I’m not going to tell you what you should drink.

I don’t care if you ferment raisins with brewers yeast in a garbage pail. I’m a laissez-faire kind of person. You can drink your Bud Light Lime, your Wildcat or your Pabst Blue Ribbon. You don’t have to be sheepish.

Why would I care?

Most people like to go out on a beer-limb once in a while, but it depends what your end game is. If it’s just to catch a cheap buzz, then who am I to say your beer sucks.

The math is probably solid.

You just have to make sure the beer is doing its job. If its job is to kill your taste buds so you can’t tell that your leftover kung pao chicken has gone rancid, then an over-hopped, super dry Imperial IPA may just be the answer.

If you are planning an evening stakeout to watch the beavers decimate the trees by the Yukon River, maybe an espresso stout is in order.

If you have hours of yard work ahead of you, you probably want to turn to what they dub lawnmower beers. Summer heat demands something quenching, not too alcoholic, and not overly bitter. A light, low calorie lager is probably your best bet. But along with the usual mass-produced suspects, any European pilsner will go nicely with a John Deere. Or, if you are into wheat, the German hefeweizens with their high carbonation and spicy finish can be lovely. Hoegaarden, a Belgian wit beer with coriander and orange peel, bursts with refreshment.

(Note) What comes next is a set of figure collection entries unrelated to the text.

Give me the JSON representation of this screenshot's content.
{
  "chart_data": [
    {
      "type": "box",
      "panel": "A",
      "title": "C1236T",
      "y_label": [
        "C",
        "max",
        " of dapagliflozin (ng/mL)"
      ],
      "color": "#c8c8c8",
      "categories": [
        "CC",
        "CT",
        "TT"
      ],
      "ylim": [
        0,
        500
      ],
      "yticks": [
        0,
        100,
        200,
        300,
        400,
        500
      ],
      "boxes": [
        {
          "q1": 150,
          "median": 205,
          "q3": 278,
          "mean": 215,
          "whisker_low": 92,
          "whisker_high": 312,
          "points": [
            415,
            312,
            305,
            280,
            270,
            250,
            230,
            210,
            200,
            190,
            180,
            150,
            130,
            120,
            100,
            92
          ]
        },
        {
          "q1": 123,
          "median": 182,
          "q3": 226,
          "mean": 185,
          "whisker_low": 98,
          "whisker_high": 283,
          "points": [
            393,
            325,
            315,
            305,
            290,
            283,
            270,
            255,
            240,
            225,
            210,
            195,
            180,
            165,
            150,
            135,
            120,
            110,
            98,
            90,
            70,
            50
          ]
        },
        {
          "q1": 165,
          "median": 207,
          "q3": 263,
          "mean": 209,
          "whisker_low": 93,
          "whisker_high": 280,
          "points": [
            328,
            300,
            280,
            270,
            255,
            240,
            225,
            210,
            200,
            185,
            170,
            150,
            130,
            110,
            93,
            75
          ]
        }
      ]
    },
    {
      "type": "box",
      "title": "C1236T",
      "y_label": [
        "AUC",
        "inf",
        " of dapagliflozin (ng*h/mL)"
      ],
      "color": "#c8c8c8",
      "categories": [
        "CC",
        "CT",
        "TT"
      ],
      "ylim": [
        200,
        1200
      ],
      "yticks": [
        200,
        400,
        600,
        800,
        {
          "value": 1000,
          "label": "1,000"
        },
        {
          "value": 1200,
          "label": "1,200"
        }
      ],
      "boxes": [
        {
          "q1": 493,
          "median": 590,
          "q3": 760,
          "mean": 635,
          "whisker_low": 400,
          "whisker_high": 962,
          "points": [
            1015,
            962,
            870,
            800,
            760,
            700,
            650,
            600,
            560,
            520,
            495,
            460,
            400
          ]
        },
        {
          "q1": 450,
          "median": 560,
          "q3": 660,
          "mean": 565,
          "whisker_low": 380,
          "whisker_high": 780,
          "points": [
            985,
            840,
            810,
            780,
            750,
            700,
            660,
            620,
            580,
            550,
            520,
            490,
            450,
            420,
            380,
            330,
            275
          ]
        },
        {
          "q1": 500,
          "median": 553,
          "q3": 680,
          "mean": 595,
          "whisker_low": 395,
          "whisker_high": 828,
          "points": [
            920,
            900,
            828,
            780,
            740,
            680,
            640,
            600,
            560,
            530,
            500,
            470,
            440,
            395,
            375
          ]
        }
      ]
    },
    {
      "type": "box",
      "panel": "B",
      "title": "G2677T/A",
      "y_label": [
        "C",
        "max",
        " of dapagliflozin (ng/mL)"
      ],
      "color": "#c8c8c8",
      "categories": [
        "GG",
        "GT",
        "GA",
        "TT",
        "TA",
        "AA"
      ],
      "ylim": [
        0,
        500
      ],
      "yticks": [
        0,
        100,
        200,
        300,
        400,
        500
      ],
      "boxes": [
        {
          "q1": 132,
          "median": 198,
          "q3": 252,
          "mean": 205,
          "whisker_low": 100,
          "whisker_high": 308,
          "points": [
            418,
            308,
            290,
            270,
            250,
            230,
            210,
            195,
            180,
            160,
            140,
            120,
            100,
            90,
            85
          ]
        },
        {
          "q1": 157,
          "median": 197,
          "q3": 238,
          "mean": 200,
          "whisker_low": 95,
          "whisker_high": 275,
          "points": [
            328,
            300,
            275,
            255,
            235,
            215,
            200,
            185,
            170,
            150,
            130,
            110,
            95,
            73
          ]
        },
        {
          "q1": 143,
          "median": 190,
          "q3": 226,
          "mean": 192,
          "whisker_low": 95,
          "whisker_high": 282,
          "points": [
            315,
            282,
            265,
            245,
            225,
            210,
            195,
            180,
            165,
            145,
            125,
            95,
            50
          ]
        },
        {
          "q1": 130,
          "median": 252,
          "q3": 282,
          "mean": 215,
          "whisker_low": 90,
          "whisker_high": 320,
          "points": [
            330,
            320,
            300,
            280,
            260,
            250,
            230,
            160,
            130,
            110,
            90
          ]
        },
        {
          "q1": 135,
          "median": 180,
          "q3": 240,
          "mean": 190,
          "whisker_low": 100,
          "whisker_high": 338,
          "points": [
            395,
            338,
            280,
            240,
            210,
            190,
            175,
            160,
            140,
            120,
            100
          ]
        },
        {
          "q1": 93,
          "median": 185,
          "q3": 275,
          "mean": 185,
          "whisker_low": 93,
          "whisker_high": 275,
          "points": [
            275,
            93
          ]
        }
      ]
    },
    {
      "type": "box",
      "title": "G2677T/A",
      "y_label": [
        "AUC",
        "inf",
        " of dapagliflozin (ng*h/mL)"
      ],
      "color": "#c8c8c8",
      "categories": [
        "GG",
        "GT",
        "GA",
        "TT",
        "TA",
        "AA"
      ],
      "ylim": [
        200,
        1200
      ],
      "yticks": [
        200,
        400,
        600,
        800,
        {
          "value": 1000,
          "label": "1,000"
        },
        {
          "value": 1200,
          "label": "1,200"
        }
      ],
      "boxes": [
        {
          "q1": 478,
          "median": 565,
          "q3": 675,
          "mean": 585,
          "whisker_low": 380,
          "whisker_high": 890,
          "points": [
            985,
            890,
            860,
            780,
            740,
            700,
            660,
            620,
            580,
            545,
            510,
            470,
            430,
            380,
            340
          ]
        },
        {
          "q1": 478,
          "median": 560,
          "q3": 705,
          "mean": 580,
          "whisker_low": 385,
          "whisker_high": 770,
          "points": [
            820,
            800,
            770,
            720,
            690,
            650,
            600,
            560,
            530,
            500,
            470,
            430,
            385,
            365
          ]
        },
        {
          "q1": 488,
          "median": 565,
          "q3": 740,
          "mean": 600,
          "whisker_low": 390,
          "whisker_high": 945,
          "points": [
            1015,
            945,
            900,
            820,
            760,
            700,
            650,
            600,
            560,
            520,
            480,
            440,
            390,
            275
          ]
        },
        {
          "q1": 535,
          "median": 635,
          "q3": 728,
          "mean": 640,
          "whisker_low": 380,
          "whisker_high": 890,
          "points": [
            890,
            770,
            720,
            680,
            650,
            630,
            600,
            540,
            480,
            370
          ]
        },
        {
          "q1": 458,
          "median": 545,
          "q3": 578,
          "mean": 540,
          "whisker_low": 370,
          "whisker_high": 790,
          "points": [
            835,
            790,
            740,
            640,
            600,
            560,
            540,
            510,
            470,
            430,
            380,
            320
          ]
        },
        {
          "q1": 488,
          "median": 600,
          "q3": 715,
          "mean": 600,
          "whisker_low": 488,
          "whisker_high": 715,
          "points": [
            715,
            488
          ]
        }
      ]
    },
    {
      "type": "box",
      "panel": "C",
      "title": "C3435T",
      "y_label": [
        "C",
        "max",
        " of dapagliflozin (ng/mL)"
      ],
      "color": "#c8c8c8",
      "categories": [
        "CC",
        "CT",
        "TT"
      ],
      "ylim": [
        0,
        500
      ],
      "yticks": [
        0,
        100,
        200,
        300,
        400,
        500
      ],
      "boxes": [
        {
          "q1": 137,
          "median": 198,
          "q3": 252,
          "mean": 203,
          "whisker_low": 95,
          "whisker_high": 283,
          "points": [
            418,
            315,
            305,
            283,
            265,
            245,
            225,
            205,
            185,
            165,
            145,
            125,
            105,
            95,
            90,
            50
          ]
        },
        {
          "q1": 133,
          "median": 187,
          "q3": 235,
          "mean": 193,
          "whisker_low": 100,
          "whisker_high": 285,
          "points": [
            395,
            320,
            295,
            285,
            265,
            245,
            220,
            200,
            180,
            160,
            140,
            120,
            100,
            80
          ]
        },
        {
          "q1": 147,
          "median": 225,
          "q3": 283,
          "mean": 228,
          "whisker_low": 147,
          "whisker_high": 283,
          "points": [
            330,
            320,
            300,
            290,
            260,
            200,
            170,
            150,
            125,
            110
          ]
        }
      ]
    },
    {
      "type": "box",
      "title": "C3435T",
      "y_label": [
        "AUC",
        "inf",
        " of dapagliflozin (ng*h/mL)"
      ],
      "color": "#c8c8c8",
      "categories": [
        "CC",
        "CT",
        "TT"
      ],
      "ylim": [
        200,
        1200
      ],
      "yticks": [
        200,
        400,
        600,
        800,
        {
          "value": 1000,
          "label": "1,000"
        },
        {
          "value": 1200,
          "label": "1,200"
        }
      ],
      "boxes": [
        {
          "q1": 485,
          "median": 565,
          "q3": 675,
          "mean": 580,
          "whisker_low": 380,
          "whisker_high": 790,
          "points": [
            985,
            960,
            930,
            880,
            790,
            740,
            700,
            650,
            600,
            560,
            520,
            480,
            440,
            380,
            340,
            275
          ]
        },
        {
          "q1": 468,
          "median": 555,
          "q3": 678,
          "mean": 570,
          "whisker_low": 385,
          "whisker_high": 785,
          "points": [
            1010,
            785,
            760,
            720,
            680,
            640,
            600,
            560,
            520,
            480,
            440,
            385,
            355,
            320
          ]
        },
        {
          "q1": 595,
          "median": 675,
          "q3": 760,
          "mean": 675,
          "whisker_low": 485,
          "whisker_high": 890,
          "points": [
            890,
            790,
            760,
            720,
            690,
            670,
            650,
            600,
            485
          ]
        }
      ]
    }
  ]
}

I am not against adulteration either.

My Welsh grandpa would swear by his shandy — a geriatric mix of ginger ale with an English bitter — to keep him going while watching long days of cricket in the old country. It’s sort of the beer equivalent of a wine spritzer, but blue collar (less Real Housewives of Beverly Hills and more Cockney chimney sweep).

I don’t know anybody who drinks shandies anymore, or at least, anybody with a prostate who will admit to it. But, they can be delicious.

There are some people who swear that Guinness is the best summer beer; probably the same people who sit in the sweltering heat sipping cappuccinos.

I don’t get it. But I am capable of changing my mind.

As William Blake once wrote, “The person who never alters his opinion is like standing water, and breeds reptiles of the mind.”

I just like that last bit about the reptiles.